Отец после похорон ходил потерянный, дома стало пусто, два мужика да печь. Он переменился, стал высказываться против латинских школ, против отъезда, даже против собственного друга – отца Иосифа. Против всех, против всего. Он торопил Ваську с дьяконством, настаивал, кричал, даже плакал, чего раньше за ним не водилось.
– Что ты знаешь о жизни? – это стало его любимой поговоркой-причитанием.
Он заставлял Ваську ходить только в рясе, хотел видеть сына орарным, служащим, и, хотя архиерей даровал Кирилле Яковлеву епитрахильную грамоту как вдовому, разрешая служить литургию, стал поговаривать о постриге. Он согнулся еще больше и вмиг выстарелся: ежедневно стал ругать католиков, смакуя ругательства, – думал так досадить сыну, но помешать учебе у капуцина не смог и тогда, боясь, что Васька его покинет, решил во что бы то ни стало женить. Был тут и далекий, тайный смысл – женив, он закрывал для сына монашество, а значит, и архиерейство, о котором недавно еще так мечтал. Отец всегда мыслил крайностями.
Сватовства особого не было, он давно приглядел хорошую невесту. Сходил к Фадею Кузьмину: потолковали, выпили водки, ударили по рукам. В год приезда императора, в следующий мясоед, седьмого января, первый дозволенный день, отец Иосиф обвенчал их в Троицком соборе. Свадьбу справили тихую, только семейным кругом.
Молодые подчинились родительской воле. Федосья – большая и уже немного грузная для своих восемнадцати лет, пышущая здоровьем – была хорошая хозяйка, Кирилла Яковлев наглядеться на нее не мог; думал – посадит сына на цепь, привяжет к дому. Но не случилось. Не слюбились. В душе Васька восставал против отцовского произвола и предательства и потому не мог полюбить работящую и покладистую, ни в чем не повинную жену. Трогательная ее опека на первых порах только больше злила, растравляла сразу же возникшую неприязнь. Он был упрям и втайне решил: учиться он будет во что бы то ни стало. А пока приходилось затаиться и ждать. Федосья, увидев, что муж ее сторонится, перестала навязываться, терпела, отмалчивалась, делала вид, что не замечает его угрюмости, и всю нерастраченную энергию пустила на дом и огородное хозяйство. А он пропадал в церкви, в школе у капуцина или в келье отца Иосифа, старался бывать дома как можно меньше: уходил чуть свет, приходил поздно и сразу ложился спать.
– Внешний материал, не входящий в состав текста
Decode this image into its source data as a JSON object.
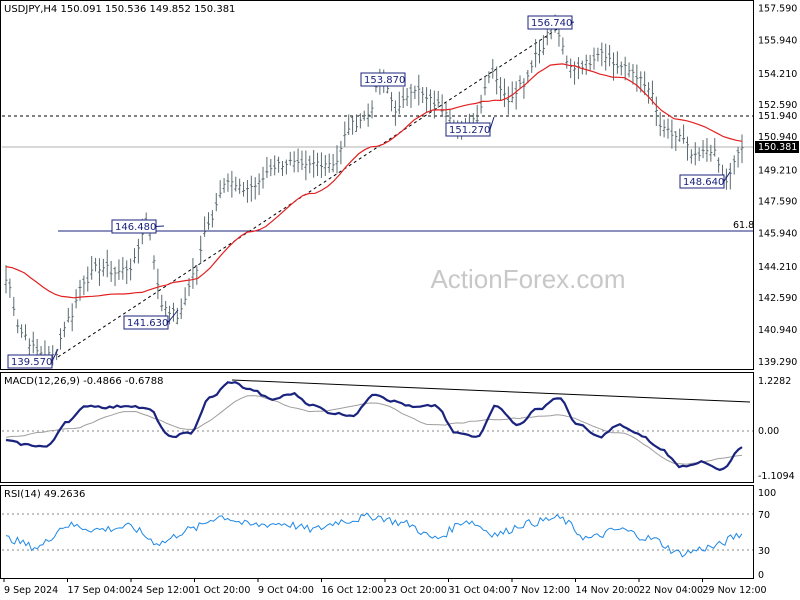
{
  "main_panel": {
    "header": "USDJPY,H4  150.091 150.536 149.852 150.381",
    "y_ticks": [
      "157.590",
      "155.940",
      "154.210",
      "152.590",
      "150.940",
      "149.210",
      "147.590",
      "145.940",
      "144.210",
      "142.590",
      "140.940",
      "139.290"
    ],
    "y_tick_values": [
      157.59,
      155.94,
      154.21,
      152.59,
      150.94,
      149.21,
      147.59,
      145.94,
      144.21,
      142.59,
      140.94,
      139.29
    ],
    "current_price_label": "150.381",
    "resistance_label": "151.940",
    "fib_label": "61.8",
    "watermark": "ActionForex.com",
    "callouts": [
      "139.570",
      "146.480",
      "141.630",
      "153.870",
      "151.270",
      "156.740",
      "148.640"
    ]
  },
  "macd_panel": {
    "header": "MACD(12,26,9) -0.4866 -0.6788",
    "y_ticks": [
      "1.2282",
      "0.00",
      "-1.1094"
    ]
  },
  "rsi_panel": {
    "header": "RSI(14) 49.2636",
    "y_ticks": [
      "100",
      "70",
      "30",
      "0"
    ]
  },
  "x_axis": {
    "ticks": [
      "9 Sep 2024",
      "17 Sep 04:00",
      "24 Sep 12:00",
      "1 Oct 20:00",
      "9 Oct 04:00",
      "16 Oct 12:00",
      "23 Oct 20:00",
      "31 Oct 04:00",
      "7 Nov 12:00",
      "14 Nov 20:00",
      "22 Nov 04:00",
      "29 Nov 12:00"
    ]
  },
  "colors": {
    "price_bar": "#5a6b70",
    "moving_average": "#e32020",
    "macd_line": "#1a237e",
    "signal_line": "#9e9e9e",
    "callout_box": "#1a237e",
    "grid": "#000000"
  },
  "chart_data": [
    {
      "type": "line",
      "title": "USDJPY,H4",
      "series": [
        {
          "values": [
            {
              "x": "9 Sep 2024",
              "y": 143.5
            },
            {
              "x": "11 Sep",
              "y": 140.8
            },
            {
              "x": "13 Sep",
              "y": 139.8
            },
            {
              "x": "16 Sep",
              "y": 139.57
            },
            {
              "x": "17 Sep 04:00",
              "y": 141.5
            },
            {
              "x": "19 Sep",
              "y": 143.5
            },
            {
              "x": "21 Sep",
              "y": 144.2
            },
            {
              "x": "23 Sep",
              "y": 143.9
            },
            {
              "x": "24 Sep 12:00",
              "y": 144.2
            },
            {
              "x": "26 Sep",
              "y": 146.48
            },
            {
              "x": "27 Sep",
              "y": 142.2
            },
            {
              "x": "30 Sep",
              "y": 141.63
            },
            {
              "x": "1 Oct 20:00",
              "y": 143.8
            },
            {
              "x": "3 Oct",
              "y": 146.6
            },
            {
              "x": "5 Oct",
              "y": 148.7
            },
            {
              "x": "7 Oct",
              "y": 148.2
            },
            {
              "x": "9 Oct 04:00",
              "y": 148.4
            },
            {
              "x": "11 Oct",
              "y": 149.4
            },
            {
              "x": "13 Oct",
              "y": 149.6
            },
            {
              "x": "15 Oct",
              "y": 149.3
            },
            {
              "x": "16 Oct 12:00",
              "y": 149.6
            },
            {
              "x": "18 Oct",
              "y": 149.6
            },
            {
              "x": "21 Oct",
              "y": 151.5
            },
            {
              "x": "22 Oct",
              "y": 152.0
            },
            {
              "x": "23 Oct 20:00",
              "y": 153.87
            },
            {
              "x": "25 Oct",
              "y": 152.3
            },
            {
              "x": "28 Oct",
              "y": 153.5
            },
            {
              "x": "30 Oct",
              "y": 152.8
            },
            {
              "x": "31 Oct 04:00",
              "y": 152.4
            },
            {
              "x": "1 Nov",
              "y": 151.27
            },
            {
              "x": "5 Nov",
              "y": 151.9
            },
            {
              "x": "6 Nov",
              "y": 154.4
            },
            {
              "x": "7 Nov 12:00",
              "y": 152.9
            },
            {
              "x": "11 Nov",
              "y": 153.7
            },
            {
              "x": "13 Nov",
              "y": 155.4
            },
            {
              "x": "14 Nov",
              "y": 156.74
            },
            {
              "x": "14 Nov 20:00",
              "y": 154.5
            },
            {
              "x": "16 Nov",
              "y": 154.7
            },
            {
              "x": "18 Nov",
              "y": 155.4
            },
            {
              "x": "20 Nov",
              "y": 154.6
            },
            {
              "x": "22 Nov 04:00",
              "y": 154.3
            },
            {
              "x": "24 Nov",
              "y": 153.4
            },
            {
              "x": "26 Nov",
              "y": 151.2
            },
            {
              "x": "27 Nov",
              "y": 150.9
            },
            {
              "x": "28 Nov",
              "y": 149.8
            },
            {
              "x": "29 Nov",
              "y": 150.3
            },
            {
              "x": "29 Nov 12:00",
              "y": 148.64
            },
            {
              "x": "2 Dec",
              "y": 150.381
            }
          ]
        },
        {
          "values": [
            {
              "x": "9 Sep 2024",
              "y": 144.2
            },
            {
              "x": "17 Sep 04:00",
              "y": 142.6
            },
            {
              "x": "24 Sep 12:00",
              "y": 142.8
            },
            {
              "x": "1 Oct 20:00",
              "y": 143.5
            },
            {
              "x": "9 Oct 04:00",
              "y": 146.0
            },
            {
              "x": "16 Oct 12:00",
              "y": 148.0
            },
            {
              "x": "23 Oct 20:00",
              "y": 150.4
            },
            {
              "x": "31 Oct 04:00",
              "y": 152.3
            },
            {
              "x": "7 Nov 12:00",
              "y": 152.8
            },
            {
              "x": "14 Nov 20:00",
              "y": 154.7
            },
            {
              "x": "22 Nov 04:00",
              "y": 154.0
            },
            {
              "x": "29 Nov 12:00",
              "y": 151.8
            },
            {
              "x": "2 Dec",
              "y": 150.7
            }
          ]
        }
      ],
      "levels": [
        151.94,
        150.381,
        145.94
      ],
      "ylim": [
        139.0,
        157.8
      ]
    },
    {
      "type": "line",
      "title": "MACD(12,26,9)",
      "series": [
        {
          "values": [
            {
              "x": "9 Sep 2024",
              "y": -0.3
            },
            {
              "x": "13 Sep",
              "y": -0.4
            },
            {
              "x": "16 Sep",
              "y": -0.45
            },
            {
              "x": "17 Sep 04:00",
              "y": 0.2
            },
            {
              "x": "19 Sep",
              "y": 0.6
            },
            {
              "x": "21 Sep",
              "y": 0.55
            },
            {
              "x": "24 Sep 12:00",
              "y": 0.6
            },
            {
              "x": "27 Sep",
              "y": 0.5
            },
            {
              "x": "30 Sep",
              "y": -0.2
            },
            {
              "x": "1 Oct 20:00",
              "y": -0.1
            },
            {
              "x": "3 Oct",
              "y": 0.8
            },
            {
              "x": "5 Oct",
              "y": 1.2
            },
            {
              "x": "7 Oct",
              "y": 1.0
            },
            {
              "x": "9 Oct 04:00",
              "y": 0.75
            },
            {
              "x": "11 Oct",
              "y": 0.9
            },
            {
              "x": "13 Oct",
              "y": 0.6
            },
            {
              "x": "16 Oct 12:00",
              "y": 0.4
            },
            {
              "x": "18 Oct",
              "y": 0.35
            },
            {
              "x": "21 Oct",
              "y": 0.9
            },
            {
              "x": "23 Oct 20:00",
              "y": 0.7
            },
            {
              "x": "25 Oct",
              "y": 0.55
            },
            {
              "x": "28 Oct",
              "y": 0.6
            },
            {
              "x": "31 Oct 04:00",
              "y": -0.1
            },
            {
              "x": "1 Nov",
              "y": -0.2
            },
            {
              "x": "5 Nov",
              "y": 0.6
            },
            {
              "x": "7 Nov 12:00",
              "y": 0.1
            },
            {
              "x": "11 Nov",
              "y": 0.5
            },
            {
              "x": "14 Nov",
              "y": 0.8
            },
            {
              "x": "14 Nov 20:00",
              "y": 0.1
            },
            {
              "x": "16 Nov",
              "y": -0.2
            },
            {
              "x": "18 Nov",
              "y": 0.1
            },
            {
              "x": "22 Nov 04:00",
              "y": -0.15
            },
            {
              "x": "26 Nov",
              "y": -0.5
            },
            {
              "x": "27 Nov",
              "y": -0.95
            },
            {
              "x": "28 Nov",
              "y": -0.85
            },
            {
              "x": "29 Nov 12:00",
              "y": -1.05
            },
            {
              "x": "2 Dec",
              "y": -0.49
            }
          ]
        },
        {
          "values": [
            {
              "x": "9 Sep 2024",
              "y": -0.2
            },
            {
              "x": "17 Sep 04:00",
              "y": 0.0
            },
            {
              "x": "24 Sep 12:00",
              "y": 0.45
            },
            {
              "x": "1 Oct 20:00",
              "y": 0.0
            },
            {
              "x": "9 Oct 04:00",
              "y": 0.85
            },
            {
              "x": "16 Oct 12:00",
              "y": 0.45
            },
            {
              "x": "23 Oct 20:00",
              "y": 0.65
            },
            {
              "x": "31 Oct 04:00",
              "y": 0.1
            },
            {
              "x": "7 Nov 12:00",
              "y": 0.25
            },
            {
              "x": "14 Nov 20:00",
              "y": 0.35
            },
            {
              "x": "22 Nov 04:00",
              "y": -0.1
            },
            {
              "x": "29 Nov 12:00",
              "y": -0.9
            },
            {
              "x": "2 Dec",
              "y": -0.68
            }
          ]
        }
      ],
      "ylim": [
        -1.3,
        1.3
      ]
    },
    {
      "type": "line",
      "title": "RSI(14)",
      "series": [
        {
          "values": [
            {
              "x": "9 Sep 2024",
              "y": 45
            },
            {
              "x": "13 Sep",
              "y": 35
            },
            {
              "x": "17 Sep 04:00",
              "y": 60
            },
            {
              "x": "21 Sep",
              "y": 55
            },
            {
              "x": "24 Sep 12:00",
              "y": 58
            },
            {
              "x": "27 Sep",
              "y": 40
            },
            {
              "x": "1 Oct 20:00",
              "y": 55
            },
            {
              "x": "5 Oct",
              "y": 70
            },
            {
              "x": "9 Oct 04:00",
              "y": 60
            },
            {
              "x": "13 Oct",
              "y": 62
            },
            {
              "x": "16 Oct 12:00",
              "y": 55
            },
            {
              "x": "21 Oct",
              "y": 65
            },
            {
              "x": "23 Oct 20:00",
              "y": 70
            },
            {
              "x": "28 Oct",
              "y": 62
            },
            {
              "x": "31 Oct 04:00",
              "y": 45
            },
            {
              "x": "5 Nov",
              "y": 65
            },
            {
              "x": "7 Nov 12:00",
              "y": 50
            },
            {
              "x": "11 Nov",
              "y": 62
            },
            {
              "x": "14 Nov",
              "y": 68
            },
            {
              "x": "14 Nov 20:00",
              "y": 45
            },
            {
              "x": "18 Nov",
              "y": 55
            },
            {
              "x": "22 Nov 04:00",
              "y": 45
            },
            {
              "x": "27 Nov",
              "y": 28
            },
            {
              "x": "29 Nov 12:00",
              "y": 35
            },
            {
              "x": "2 Dec",
              "y": 49.26
            }
          ]
        }
      ],
      "ylim": [
        0,
        100
      ]
    }
  ]
}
Он жил сокровенной мечтой, оберегая ее от домашних. Только Сунгару посмел признаться, и вдвоем они любили представить себе, как все это произойдет. Приезд императора – вот на что надеялся Васька: только он мог изменить жизнь, ставшую невыносимой в опостылевшем астраханском пекле. Теперь, когда приоткрылась дверца в большие миры, Васька не мог уже и думать о тихой семейной жизни, все помыслы его были там – в Москве, в далеком, ослепительном, снежном Петербурге, и он, растревоженный рассказами Марка Антония, верил, что приезд императора все перевернет, все изменит в лучшую сторону. О! Он любил его, заведомо преклонялся перед ним – достойным самых пышных песнопений. Он не знал, как все будет, но верил. Боялся и любил – он грезил наяву. До дрожи в коленях.